Toyota announced in April 2014 that it would uproot its North American headquarters from its longtime home in Southern California as part of a broader reorganization meant to improve efficiency and foster collaboration among its sales, marketing and manufacturing divisions.
Toyota’s finance arm also is moving to Plano, while engineering and product-development operations will be consolidated at the Toyota Technical Center near Ann Arbor, Mich.
Lentz, a 33-year Toyota veteran who spearheaded the decision to reorganize at a new headquarters, with the blessing of Toyota Motor Corp. President Akio Toyoda, was part of the first wave of employees who set up in temporary offices in Plano.

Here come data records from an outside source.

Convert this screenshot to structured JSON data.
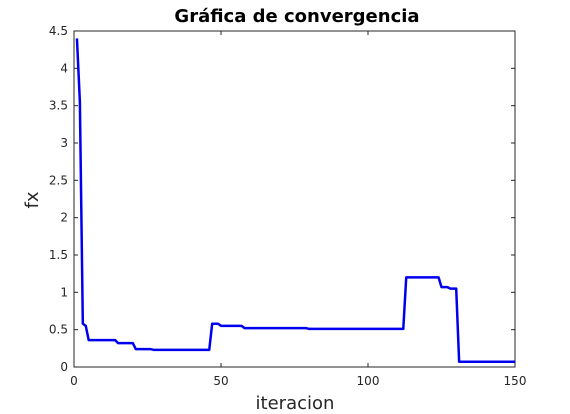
{
  "chart_data": {
    "type": "line",
    "title": "Gráfica de convergencia",
    "xlabel": "iteracion",
    "ylabel": "fx",
    "xlim": [
      0,
      150
    ],
    "ylim": [
      0,
      4.5
    ],
    "xticks": [
      0,
      50,
      100,
      150
    ],
    "xtick_labels": [
      "0",
      "50",
      "100",
      "150"
    ],
    "yticks": [
      0,
      0.5,
      1,
      1.5,
      2,
      2.5,
      3,
      3.5,
      4,
      4.5
    ],
    "ytick_labels": [
      "0",
      "0.5",
      "1",
      "1.5",
      "2",
      "2.5",
      "3",
      "3.5",
      "4",
      "4.5"
    ],
    "grid": false,
    "line_color": "#0000ee",
    "series": [
      {
        "x": [
          1,
          2,
          3,
          4,
          5,
          14,
          15,
          20,
          21,
          26,
          27,
          46,
          47,
          49,
          50,
          57,
          58,
          79,
          80,
          112,
          113,
          124,
          125,
          127,
          128,
          130,
          131,
          150
        ],
        "y": [
          4.4,
          3.55,
          0.58,
          0.55,
          0.36,
          0.36,
          0.32,
          0.32,
          0.24,
          0.24,
          0.23,
          0.23,
          0.58,
          0.58,
          0.55,
          0.55,
          0.52,
          0.52,
          0.51,
          0.51,
          1.2,
          1.2,
          1.07,
          1.07,
          1.05,
          1.05,
          0.07,
          0.07
        ]
      }
    ]
  }
}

The rest will come in subsequent waves, with the bulk of them arriving from the Torrance, Calif., location and Toyota’s Erlanger, Ky., manufacturing headquarters by the end of 2017.
It’s far from clear how many staffers will decide to move, as many await word on what jobs will be available to them.
Toyota said the Plano operations will house 4,000 employees -- plus as many as 1,000 contractors -- and it has pledged to accommodate all those who wish to move, offering generous incentives to stay with the company and relocation packages to ease their transition. But it has said that given the consolidation of various redundant operations, not all employees will be able to retain their current job duties.
“Each individual will know exactly what their job is going to be in Plano before they make a decision to come or not,” Lentz told Automotive News last month. “It could be a different job.”